Monsieur, j’ai assez de fortune si je sais en quoi consiste le vrai bonheur et je n’en aurai jamais assez si j’ignore ce point. Arrêtez donc, je vous en supplie, la main bienfaisante de Sa Majesté Impériale. Mais je n’ai d’elle qu’une bien mauvaise gravure. S’il est vrai que Mlle  Victoire fasse son portrait, et que vous vouliez mettre le comble à toutes les obligations que je vous ai, vous ordonnerez qu’on m’en envoie une copie réparée par la jeune artiste.
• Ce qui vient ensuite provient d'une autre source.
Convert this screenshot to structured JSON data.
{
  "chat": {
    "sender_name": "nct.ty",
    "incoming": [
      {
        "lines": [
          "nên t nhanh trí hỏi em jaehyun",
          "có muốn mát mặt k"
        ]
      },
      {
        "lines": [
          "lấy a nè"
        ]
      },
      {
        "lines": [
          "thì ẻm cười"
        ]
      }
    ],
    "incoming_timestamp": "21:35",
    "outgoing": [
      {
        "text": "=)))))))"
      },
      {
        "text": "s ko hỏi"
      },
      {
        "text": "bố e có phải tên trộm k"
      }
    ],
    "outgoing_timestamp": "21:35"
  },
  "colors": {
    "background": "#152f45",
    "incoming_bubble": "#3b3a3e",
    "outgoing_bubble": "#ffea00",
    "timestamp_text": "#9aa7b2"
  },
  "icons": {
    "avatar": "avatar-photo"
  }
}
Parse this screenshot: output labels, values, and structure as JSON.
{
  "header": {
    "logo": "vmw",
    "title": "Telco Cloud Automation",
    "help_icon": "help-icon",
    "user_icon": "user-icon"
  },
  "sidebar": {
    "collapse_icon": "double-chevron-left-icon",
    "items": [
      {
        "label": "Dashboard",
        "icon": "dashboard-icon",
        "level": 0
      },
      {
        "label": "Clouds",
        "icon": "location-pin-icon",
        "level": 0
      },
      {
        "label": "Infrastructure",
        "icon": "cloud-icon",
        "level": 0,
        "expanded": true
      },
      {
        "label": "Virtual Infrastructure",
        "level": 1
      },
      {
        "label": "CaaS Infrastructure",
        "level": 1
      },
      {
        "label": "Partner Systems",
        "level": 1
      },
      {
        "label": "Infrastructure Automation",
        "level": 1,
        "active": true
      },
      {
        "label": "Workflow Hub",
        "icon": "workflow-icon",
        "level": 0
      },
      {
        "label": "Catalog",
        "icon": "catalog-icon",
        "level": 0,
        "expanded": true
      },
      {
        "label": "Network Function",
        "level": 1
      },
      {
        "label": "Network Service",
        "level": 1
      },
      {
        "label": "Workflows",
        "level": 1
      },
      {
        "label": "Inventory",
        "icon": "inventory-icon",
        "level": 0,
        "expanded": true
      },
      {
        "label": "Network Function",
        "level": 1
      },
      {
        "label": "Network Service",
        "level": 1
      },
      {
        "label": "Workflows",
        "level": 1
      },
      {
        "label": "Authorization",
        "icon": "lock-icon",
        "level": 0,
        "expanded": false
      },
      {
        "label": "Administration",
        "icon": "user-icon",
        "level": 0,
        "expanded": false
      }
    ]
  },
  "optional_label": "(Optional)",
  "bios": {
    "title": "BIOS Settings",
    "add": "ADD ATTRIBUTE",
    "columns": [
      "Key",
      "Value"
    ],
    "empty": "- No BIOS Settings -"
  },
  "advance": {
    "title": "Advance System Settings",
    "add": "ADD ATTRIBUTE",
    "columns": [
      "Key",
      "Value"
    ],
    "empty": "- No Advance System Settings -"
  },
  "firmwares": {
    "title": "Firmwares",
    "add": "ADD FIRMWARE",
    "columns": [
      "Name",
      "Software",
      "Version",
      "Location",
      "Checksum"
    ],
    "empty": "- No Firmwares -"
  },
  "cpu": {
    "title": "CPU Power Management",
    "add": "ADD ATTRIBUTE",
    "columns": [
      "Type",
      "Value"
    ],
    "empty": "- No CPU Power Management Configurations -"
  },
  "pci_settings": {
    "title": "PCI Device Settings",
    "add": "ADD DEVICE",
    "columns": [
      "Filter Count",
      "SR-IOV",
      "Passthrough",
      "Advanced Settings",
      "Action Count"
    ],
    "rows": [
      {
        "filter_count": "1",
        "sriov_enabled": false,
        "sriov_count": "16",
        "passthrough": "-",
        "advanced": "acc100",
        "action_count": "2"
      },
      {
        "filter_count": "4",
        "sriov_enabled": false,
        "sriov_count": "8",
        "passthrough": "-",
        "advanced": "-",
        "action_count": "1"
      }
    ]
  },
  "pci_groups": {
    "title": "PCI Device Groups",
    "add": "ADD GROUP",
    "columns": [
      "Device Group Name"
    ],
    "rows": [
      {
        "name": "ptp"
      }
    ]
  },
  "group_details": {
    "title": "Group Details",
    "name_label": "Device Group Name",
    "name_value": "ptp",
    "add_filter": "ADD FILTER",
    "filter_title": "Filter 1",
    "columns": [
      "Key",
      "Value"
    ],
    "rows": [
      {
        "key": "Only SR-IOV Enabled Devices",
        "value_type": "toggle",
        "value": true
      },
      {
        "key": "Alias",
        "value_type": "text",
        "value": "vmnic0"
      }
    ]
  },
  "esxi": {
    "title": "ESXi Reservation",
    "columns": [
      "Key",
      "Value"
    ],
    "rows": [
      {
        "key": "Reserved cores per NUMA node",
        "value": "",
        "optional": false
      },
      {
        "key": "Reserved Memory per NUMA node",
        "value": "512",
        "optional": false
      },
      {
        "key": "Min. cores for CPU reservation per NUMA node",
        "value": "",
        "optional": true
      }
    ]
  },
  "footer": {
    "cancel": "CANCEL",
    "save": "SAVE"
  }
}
Vous ne voulez donc plus être Excellence : eh bien, monsieur, soyez satisfait ; mais vous resterez excellent, malgré que vous en ayez.

Non, mon excellent, non, je ne m’en dépars pas, c’est l’affabilité du prince de Galitzin, le désintéressement de l’artiste, et peut-être, s’il faut dire tout, le noble désir de s’illustrer par un grand monument, qui ont arraché mon artiste philosophe à sa retraite, qui lui était plus chère encore que sa patrie. Je ne saurais accepter un mérite que je n’ai point. S’il a plu à Sa Majesté Impériale de récompenser magnifiquement une marque légère de mon zèle à la servir, je n’en suis point surpris : c’est qu’il convient aux souverains comme elle de récompenser magnifiquement les moindres bagatelles qu’on fait pour eux.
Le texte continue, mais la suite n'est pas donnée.